05/07/13 -- EU grains were mixed but mostly lower to finish the week on Friday, despite surging crude oil values following Egypt's military declaring a state of emergency in the province of Suez. There was some suggestion that they may have said that they couldn't guarantee the safety of vessels passing through the Suez Canal following clashes with supporters of the newly ousted President Morsi.

You might have expected grain prices to move higher on the news, although all it seemed to do was encourage a further "risk off" mentality, just as it did when during the last round of political instability and government overthrows in North Africa.

On the day Jul 13 London wheat went off the board unchanged at a nominal GBP155.75/tonne, and benchmark Nov 13 ended GBP0.45/tonne easier at GBP166.55/tonne.
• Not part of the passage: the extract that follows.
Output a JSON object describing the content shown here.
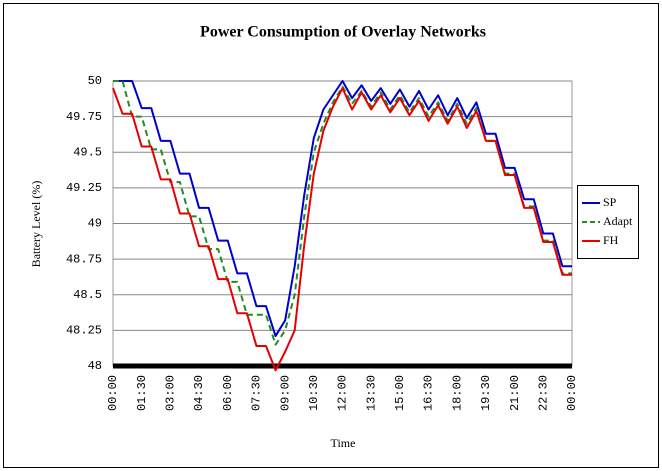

Nov 13 Paris wheat settled EUR2.00/tonne lower at EUR194.75/tonne. For the week, Nov 13 London wheat was GBP1.95/tonne firmer and Nov 13 Paris wheat up one euro.
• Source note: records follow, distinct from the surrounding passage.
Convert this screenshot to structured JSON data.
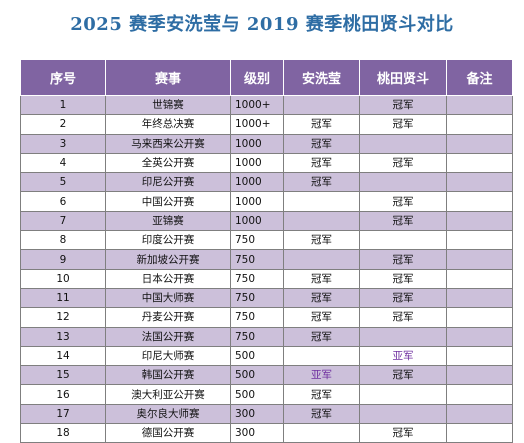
{
  "title": "2025 赛季安洗莹与 2019 赛季桃田贤斗对比",
  "headers": [
    "序号",
    "赛事",
    "级别",
    "安洗莹",
    "桃田贤斗",
    "备注"
  ],
  "colors": {
    "header_bg": "#8064a2",
    "row_alt": "#ccc0da",
    "title": "#2e6da4",
    "silver_text": "#7030a0"
  },
  "rows": [
    {
      "no": "1",
      "event": "世锦赛",
      "level": "1000+",
      "an": "",
      "momota": "冠军",
      "note": ""
    },
    {
      "no": "2",
      "event": "年终总决赛",
      "level": "1000+",
      "an": "冠军",
      "momota": "冠军",
      "note": ""
    },
    {
      "no": "3",
      "event": "马来西来公开赛",
      "level": "1000",
      "an": "冠军",
      "momota": "",
      "note": ""
    },
    {
      "no": "4",
      "event": "全英公开赛",
      "level": "1000",
      "an": "冠军",
      "momota": "冠军",
      "note": ""
    },
    {
      "no": "5",
      "event": "印尼公开赛",
      "level": "1000",
      "an": "冠军",
      "momota": "",
      "note": ""
    },
    {
      "no": "6",
      "event": "中国公开赛",
      "level": "1000",
      "an": "",
      "momota": "冠军",
      "note": ""
    },
    {
      "no": "7",
      "event": "亚锦赛",
      "level": "1000",
      "an": "",
      "momota": "冠军",
      "note": ""
    },
    {
      "no": "8",
      "event": "印度公开赛",
      "level": "750",
      "an": "冠军",
      "momota": "",
      "note": ""
    },
    {
      "no": "9",
      "event": "新加坡公开赛",
      "level": "750",
      "an": "",
      "momota": "冠军",
      "note": ""
    },
    {
      "no": "10",
      "event": "日本公开赛",
      "level": "750",
      "an": "冠军",
      "momota": "冠军",
      "note": ""
    },
    {
      "no": "11",
      "event": "中国大师赛",
      "level": "750",
      "an": "冠军",
      "momota": "冠军",
      "note": ""
    },
    {
      "no": "12",
      "event": "丹麦公开赛",
      "level": "750",
      "an": "冠军",
      "momota": "冠军",
      "note": ""
    },
    {
      "no": "13",
      "event": "法国公开赛",
      "level": "750",
      "an": "冠军",
      "momota": "",
      "note": ""
    },
    {
      "no": "14",
      "event": "印尼大师赛",
      "level": "500",
      "an": "",
      "momota": "亚军",
      "note": ""
    },
    {
      "no": "15",
      "event": "韩国公开赛",
      "level": "500",
      "an": "亚军",
      "momota": "冠军",
      "note": ""
    },
    {
      "no": "16",
      "event": "澳大利亚公开赛",
      "level": "500",
      "an": "冠军",
      "momota": "",
      "note": ""
    },
    {
      "no": "17",
      "event": "奥尔良大师赛",
      "level": "300",
      "an": "冠军",
      "momota": "",
      "note": ""
    },
    {
      "no": "18",
      "event": "德国公开赛",
      "level": "300",
      "an": "",
      "momota": "冠军",
      "note": ""
    }
  ]
}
FranceAgriMer pegged French wheat, winter and spring barley crop conditions unchanged from a week ago at 69%, 68% and 72% good/excellent respectively. Corn good/excellent rose one point to 56%. Planting of the latter is now very late but still ongoing, rising from 96% complete last week to 98% done.
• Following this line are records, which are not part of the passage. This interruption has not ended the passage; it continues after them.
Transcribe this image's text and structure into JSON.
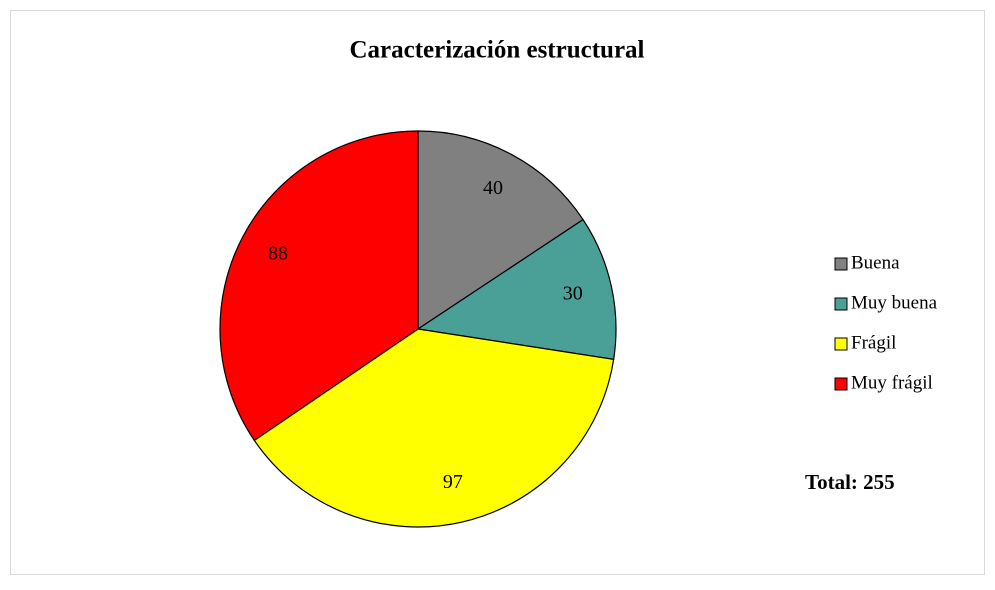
{
  "chart_data": {
    "type": "pie",
    "title": "Caracterización estructural",
    "categories": [
      "Buena",
      "Muy buena",
      "Frágil",
      "Muy frágil"
    ],
    "values": [
      40,
      30,
      97,
      88
    ],
    "colors": [
      "#808080",
      "#4a9f96",
      "#ffff00",
      "#ff0000"
    ],
    "legend": "right",
    "annotation": "Total: 255"
  }
}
The pound closed below 1.49 against the US dollar. Apart from a brief period in mid-March it hasn't spent any length of time down at that level for three years. It also slumped below 1.16 versus the euro. A sustained period of sterling weakness should support London wheat.

EU soft wheat exports finished 2012/13 at 18.9 MMT, the highest level since 2008/09. Barley exports of over 5 MMT were the best since 2002/03. Competition will be much fiercer in 2013/14 however, with the EU Commission yesterday forecasting EU-28 grain ending stocks rising from 30.4 MMT in the season just ended to 40.1 MMT at the end of the one just begun.

Much of the reason for that is a sharp rebound in production in the Black Sea of course. Ukraine are already rampaging around the market mopping up new crop sales at discount prices. APK Inform forecast the Ukraine grain crop rising from 46.2 MMT to 54.1 MMT this year, with exports increasing 26% to a record 29.2 MMT.

They estimate corn production at 23.9 MMT, with wheat output at 20.5 MMT and a barley crop of 7.1 MMT. Corn exports will therefore climb from 13.5 MMT in 2012/13 to 17.0 MMT, with wheat exports up from 6.8 MMT to 9.2 MMT and barley exports up from 2.1 MMT to 2.5 MMT, they forecast.

Russia meanwhile will harvest a wheat crop of around 51-54 MMT, according to various estimates in the market, versus output of 37.7 MMT last year. APK Inform see wheat exports at 15 MMT, up 38% on 2012/13. The Russian Grain Union forecast total grain exports of "up to 25 MMT including 18 MMT of wheat." The latter figure would be a rise of over 60% on the season just ended.

The Russian Ministry said that the 2013/14 grain harvest currently stands at 10.3 MMT, of which 8.3 MMT is wheat and 1.6 MMT barley. Average wheat yields are said to be up 22% and those for barley up 38% versus this time a year ago.

China was confirmed as a buyer of 120 TMT of US SRW wheat by the USDA today, adding to the 360 TMT of similar it was announced that they'd purchased earlier in the week. They've also bought at least 300 TMT of Australian wheat this week, plus 200-220 TMT of French wheat bought mid-June and were already said to have had over 1.5 MMT of US SRW wheat already on the books for 2013/14 prior to this week's activity.

That's a pretty busy couple of weeks for the Chinese, slithering in under the radar. They are currently forecast by the USDA to only need to import 3.5 MMT of wheat in the whole of 2013/14. Apparently 2013 is Chinese year of the snake, not as appropriate as the rat I'm smelling, but not a bad analogy.